8 декабря 1980 года Вейс упорно готовил шестичасовой выпуск новостей. В его распоряжении были истории о вандалах, рисующих граффити, нью-йоркских родственниках заложников в Тегеране, и демонстрантах, готовящихся встретить свежеизбранного Рейгана. По указу начальства выпуск в 16:30 начался с предупреждения, что в связи с приездом нового президента перекрывают движение. Теперь Вейсу предстояло заполнить дополнительные полтора часа эфира и найти способ вовремя получить отснятый метраж.
Нью-Йорк стал одним из последних городов, закупивших новостные фургоны со спутниковой связью. Как потом объяснил Вейс, каналу в какой-нибудь Уичите или Такоме достаточно одного-двух фургонов. «Если что-то не работает, это не беда. Но в Нью-Йорке их понадобится штук двадцать. И надо быть уверенным, что все функционирует как положено. Так что такие вещи сперва обкатываются на небольших рынках».

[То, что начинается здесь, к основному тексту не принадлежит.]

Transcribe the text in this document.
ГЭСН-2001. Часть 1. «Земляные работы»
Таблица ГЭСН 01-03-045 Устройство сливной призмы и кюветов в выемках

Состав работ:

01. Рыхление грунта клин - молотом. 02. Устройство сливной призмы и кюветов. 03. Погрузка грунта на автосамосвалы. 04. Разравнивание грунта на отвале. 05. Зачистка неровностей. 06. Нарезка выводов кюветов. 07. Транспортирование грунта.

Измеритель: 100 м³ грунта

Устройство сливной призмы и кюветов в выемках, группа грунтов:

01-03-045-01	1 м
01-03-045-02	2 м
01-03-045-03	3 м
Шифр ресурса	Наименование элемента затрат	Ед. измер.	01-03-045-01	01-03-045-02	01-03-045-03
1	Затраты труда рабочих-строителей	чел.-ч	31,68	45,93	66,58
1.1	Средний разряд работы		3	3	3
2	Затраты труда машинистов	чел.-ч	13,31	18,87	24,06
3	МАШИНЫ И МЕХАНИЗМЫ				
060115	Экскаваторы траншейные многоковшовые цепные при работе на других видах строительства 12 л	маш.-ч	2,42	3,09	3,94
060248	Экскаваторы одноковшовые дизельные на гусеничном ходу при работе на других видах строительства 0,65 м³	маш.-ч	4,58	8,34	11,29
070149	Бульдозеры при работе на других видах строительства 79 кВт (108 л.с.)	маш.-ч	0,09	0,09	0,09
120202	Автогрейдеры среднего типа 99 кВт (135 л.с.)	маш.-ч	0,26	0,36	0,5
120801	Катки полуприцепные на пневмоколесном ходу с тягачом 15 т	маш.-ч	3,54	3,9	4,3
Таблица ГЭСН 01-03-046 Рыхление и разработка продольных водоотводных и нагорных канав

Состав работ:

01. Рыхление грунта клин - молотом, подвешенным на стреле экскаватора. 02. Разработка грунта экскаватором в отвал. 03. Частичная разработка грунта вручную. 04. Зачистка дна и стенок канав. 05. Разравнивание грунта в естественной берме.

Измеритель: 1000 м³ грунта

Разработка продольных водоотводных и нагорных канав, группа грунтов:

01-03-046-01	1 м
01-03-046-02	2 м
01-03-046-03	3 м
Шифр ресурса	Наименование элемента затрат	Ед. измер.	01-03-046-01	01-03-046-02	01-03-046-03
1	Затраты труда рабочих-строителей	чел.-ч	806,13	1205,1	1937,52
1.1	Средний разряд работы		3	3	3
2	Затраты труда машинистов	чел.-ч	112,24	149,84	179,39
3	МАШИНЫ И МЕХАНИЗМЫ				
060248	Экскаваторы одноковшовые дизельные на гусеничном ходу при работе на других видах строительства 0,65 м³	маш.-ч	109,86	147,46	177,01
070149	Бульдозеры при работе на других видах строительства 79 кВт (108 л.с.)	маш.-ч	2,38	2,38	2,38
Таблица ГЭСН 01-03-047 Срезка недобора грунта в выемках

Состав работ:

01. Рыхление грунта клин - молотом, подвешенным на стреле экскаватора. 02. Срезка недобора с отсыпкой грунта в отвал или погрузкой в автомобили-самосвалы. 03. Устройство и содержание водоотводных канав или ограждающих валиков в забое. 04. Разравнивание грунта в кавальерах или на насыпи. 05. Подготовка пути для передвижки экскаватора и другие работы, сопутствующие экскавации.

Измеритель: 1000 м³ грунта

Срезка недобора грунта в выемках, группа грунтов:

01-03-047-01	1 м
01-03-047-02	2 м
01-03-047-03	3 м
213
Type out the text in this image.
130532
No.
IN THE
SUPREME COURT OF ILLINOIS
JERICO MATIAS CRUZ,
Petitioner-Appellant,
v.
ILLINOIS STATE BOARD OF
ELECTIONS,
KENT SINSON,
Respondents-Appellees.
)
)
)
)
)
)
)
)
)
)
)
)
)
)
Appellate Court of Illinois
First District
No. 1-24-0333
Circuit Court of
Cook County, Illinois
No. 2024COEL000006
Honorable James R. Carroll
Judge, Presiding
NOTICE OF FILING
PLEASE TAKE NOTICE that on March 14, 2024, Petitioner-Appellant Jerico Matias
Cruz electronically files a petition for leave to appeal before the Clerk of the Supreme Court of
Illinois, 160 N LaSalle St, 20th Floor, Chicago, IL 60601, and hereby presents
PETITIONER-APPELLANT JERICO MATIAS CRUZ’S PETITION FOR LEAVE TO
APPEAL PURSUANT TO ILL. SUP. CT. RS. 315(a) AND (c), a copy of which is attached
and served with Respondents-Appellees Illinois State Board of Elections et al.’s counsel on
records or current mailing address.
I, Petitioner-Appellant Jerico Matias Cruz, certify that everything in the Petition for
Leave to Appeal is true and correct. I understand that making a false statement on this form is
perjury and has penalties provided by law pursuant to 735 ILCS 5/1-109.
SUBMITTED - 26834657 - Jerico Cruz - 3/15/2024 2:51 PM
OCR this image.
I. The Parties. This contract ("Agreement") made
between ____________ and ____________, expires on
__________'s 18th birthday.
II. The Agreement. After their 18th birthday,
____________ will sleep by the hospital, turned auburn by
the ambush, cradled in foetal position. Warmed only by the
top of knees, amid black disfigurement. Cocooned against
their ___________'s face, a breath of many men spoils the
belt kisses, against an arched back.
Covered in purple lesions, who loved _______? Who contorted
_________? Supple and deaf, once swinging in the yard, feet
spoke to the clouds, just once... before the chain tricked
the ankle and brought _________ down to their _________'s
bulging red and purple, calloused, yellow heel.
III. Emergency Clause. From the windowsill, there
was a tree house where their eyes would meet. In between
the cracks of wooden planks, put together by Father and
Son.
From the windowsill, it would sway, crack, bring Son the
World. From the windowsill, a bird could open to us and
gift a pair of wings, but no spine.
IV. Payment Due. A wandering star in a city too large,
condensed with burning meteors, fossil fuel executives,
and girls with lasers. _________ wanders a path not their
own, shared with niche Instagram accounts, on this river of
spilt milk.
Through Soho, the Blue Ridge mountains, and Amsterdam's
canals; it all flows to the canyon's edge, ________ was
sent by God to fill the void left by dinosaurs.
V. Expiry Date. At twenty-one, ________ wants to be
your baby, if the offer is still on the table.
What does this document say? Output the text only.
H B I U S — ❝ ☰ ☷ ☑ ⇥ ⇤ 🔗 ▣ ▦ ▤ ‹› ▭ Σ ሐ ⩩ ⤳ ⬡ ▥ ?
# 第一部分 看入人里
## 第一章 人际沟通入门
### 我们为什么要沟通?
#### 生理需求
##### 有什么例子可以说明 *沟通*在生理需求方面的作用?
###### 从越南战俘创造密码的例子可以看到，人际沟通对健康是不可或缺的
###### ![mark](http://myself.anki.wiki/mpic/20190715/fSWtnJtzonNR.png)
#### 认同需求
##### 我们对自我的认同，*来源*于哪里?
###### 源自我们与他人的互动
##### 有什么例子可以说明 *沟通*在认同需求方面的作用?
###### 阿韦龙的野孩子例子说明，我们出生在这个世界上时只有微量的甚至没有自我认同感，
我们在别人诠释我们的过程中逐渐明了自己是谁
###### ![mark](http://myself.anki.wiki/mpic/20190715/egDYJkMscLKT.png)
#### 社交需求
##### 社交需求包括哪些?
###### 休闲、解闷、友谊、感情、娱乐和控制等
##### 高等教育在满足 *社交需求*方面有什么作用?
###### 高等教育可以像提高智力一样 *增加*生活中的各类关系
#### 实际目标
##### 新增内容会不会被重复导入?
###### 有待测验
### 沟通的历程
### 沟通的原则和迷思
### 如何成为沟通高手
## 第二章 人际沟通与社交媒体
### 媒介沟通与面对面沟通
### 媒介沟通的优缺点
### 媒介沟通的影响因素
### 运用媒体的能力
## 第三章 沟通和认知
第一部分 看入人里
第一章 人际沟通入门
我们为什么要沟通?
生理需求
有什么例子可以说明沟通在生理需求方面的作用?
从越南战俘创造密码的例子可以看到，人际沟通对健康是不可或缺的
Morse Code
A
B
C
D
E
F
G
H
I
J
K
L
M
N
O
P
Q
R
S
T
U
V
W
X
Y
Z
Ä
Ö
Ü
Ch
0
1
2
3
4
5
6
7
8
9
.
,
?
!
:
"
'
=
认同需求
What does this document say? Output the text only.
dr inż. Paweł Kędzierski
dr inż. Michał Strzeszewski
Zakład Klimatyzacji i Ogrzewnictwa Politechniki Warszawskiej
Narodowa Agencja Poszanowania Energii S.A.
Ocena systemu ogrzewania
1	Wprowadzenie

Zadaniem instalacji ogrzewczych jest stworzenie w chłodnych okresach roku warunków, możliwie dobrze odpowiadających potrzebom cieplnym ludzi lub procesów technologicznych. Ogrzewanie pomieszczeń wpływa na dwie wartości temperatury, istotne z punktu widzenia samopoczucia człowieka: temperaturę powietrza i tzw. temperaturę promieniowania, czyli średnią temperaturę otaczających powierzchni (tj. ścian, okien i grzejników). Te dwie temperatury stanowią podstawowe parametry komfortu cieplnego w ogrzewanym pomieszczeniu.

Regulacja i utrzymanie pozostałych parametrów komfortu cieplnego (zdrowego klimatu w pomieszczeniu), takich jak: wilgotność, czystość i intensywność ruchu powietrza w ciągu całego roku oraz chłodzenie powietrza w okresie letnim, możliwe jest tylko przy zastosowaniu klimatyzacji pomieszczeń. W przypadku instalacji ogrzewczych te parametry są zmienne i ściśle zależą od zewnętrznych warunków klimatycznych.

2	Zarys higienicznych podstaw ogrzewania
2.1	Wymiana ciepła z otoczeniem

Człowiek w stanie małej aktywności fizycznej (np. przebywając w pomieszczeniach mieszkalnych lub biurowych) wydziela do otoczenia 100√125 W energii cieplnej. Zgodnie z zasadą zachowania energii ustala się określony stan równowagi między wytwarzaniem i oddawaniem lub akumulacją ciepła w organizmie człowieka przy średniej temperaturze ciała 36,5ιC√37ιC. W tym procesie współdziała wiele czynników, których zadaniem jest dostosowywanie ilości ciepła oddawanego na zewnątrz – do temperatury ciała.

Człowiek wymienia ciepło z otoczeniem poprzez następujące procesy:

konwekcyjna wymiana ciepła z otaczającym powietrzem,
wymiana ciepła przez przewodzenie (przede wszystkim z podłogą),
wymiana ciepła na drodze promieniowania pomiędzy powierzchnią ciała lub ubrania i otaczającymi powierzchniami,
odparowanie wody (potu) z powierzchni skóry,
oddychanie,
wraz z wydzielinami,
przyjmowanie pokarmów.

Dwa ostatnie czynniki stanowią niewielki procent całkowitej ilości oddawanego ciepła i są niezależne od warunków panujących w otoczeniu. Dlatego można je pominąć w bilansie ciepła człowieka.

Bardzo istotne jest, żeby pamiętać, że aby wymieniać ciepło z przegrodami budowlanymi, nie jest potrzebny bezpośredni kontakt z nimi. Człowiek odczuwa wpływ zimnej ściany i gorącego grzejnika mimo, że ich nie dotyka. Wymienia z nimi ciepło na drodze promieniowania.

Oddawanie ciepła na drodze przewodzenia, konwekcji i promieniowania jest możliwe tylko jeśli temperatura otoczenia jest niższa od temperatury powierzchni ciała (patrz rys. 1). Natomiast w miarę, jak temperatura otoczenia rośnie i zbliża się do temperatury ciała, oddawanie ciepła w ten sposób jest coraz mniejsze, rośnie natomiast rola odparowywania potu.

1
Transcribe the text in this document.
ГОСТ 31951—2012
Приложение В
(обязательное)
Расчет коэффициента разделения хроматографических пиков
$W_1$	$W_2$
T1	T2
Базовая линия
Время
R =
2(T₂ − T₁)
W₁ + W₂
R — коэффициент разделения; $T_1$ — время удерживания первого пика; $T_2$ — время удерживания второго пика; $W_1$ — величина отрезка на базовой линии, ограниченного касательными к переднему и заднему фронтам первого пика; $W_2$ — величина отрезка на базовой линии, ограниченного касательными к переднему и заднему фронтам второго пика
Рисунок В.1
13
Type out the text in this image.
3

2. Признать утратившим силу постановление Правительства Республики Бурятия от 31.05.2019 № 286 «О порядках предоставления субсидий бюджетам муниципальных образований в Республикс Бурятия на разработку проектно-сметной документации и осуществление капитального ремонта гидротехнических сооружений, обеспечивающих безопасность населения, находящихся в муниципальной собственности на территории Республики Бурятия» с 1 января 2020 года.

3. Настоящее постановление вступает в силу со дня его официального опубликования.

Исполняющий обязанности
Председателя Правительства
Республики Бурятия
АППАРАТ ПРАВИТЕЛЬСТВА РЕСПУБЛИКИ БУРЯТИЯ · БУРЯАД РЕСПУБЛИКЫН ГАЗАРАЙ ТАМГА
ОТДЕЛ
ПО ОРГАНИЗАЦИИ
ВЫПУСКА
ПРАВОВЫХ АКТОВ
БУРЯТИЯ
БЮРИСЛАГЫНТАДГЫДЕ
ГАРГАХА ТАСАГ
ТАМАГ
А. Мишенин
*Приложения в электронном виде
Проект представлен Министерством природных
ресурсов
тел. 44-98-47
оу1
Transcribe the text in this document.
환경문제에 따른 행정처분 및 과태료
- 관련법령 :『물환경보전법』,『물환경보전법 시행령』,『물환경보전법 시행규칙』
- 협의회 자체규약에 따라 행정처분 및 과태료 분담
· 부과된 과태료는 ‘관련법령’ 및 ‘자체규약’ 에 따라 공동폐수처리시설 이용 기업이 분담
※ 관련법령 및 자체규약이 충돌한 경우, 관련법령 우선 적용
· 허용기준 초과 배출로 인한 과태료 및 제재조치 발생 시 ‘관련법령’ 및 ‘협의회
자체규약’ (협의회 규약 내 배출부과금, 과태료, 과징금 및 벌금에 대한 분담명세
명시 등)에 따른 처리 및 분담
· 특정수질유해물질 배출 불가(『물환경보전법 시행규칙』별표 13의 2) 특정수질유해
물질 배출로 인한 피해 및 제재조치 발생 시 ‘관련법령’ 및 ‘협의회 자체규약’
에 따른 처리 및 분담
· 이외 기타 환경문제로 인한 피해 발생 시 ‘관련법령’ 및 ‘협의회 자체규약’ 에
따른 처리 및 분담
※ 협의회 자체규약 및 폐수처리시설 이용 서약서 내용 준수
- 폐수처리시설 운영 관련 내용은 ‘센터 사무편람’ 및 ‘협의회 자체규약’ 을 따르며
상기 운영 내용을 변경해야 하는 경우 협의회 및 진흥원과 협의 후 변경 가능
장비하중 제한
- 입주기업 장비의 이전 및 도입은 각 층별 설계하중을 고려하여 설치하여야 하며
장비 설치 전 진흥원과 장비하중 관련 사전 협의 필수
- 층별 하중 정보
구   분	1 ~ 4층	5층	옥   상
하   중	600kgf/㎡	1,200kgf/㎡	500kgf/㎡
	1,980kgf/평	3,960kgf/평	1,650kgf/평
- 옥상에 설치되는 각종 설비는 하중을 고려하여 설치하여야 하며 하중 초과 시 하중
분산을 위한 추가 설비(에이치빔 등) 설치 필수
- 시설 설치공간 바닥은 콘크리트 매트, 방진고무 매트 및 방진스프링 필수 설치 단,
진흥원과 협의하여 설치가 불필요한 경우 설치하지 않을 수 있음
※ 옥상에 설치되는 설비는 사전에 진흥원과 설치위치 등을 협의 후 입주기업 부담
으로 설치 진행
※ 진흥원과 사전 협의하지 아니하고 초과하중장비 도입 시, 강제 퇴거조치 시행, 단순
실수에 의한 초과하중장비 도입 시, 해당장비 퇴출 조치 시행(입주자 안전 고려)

В 1980 году некоторые операторы еще снимали на пленку. Прямая трансляция была в зачаточном состоянии. Так что нужен был способ доставлять отснятый материал в студию. Когда из-за забастовки весь город стоял в пробках, канал закупил для курьеров мотороллеры.
— Забастовка кончилась, и курьеры больше не хотели ездить на мотороллерах, — сказал Вейс. — В Нью-Йорке это небезопасно.
В итоге WABC выставила их на продажу. Один за 650 долларов купил Вейс.
В тот день он строил планы на вечер. После работы у него было свидание на другом конце Манхеттена. Он решил поехать на мотороллере напрямик через Центральный парк. Так выходило быстрее всего.
В один прекрасный миг семья решила, что беспорядочная жизнь Джулии не подходит для воспитания ребенка. Джона отправили к ее старшей сестре, Мэри — известной всем фанатам, как тетя Мими.
Хотя Джон предпочел бы остаться с матерью, чтобы помогать ей и просто быть рядом, он понимал, что другие члены семьи думают о его благе. Несмотря на строгие правила, ему нравилось у Мими, в том числе из-за того, что она жила рядом с детским домом Армии спасения под названием «Земляничная поляна». Летом там устраивали концерты и всяческие праздники, и Джон с друзьями были там частыми гостями. Еще они играли в соседнем лесу, который, следом за детским домом, тоже прозвали «Земляничные поляны». Спустя годы Джон поведал «Плейбою»:
— «Земляничные поляны» — реальное место. Когда я переехал из Пенни-Лейн к тете… в милый отдельный домик с маленьким садом, где вокруг жили всякие врачи, адвокаты… В классовой системе я оказался на полголовы выше Пола, Джорджа и Ринго, обитавших в муниципальном жилье. У нас был собственный дом с садом… А рядом — «Земляничные поляны»… Там устраивали праздники на открытом воздухе, ребенком я часто туда бегал… Мы там зависали, продавали лимонад в бутылках за пенни. В «Земляничных полянах» всегда было весело. Вот откуда взялся этот образ — «Земляничные поляны» навсегда.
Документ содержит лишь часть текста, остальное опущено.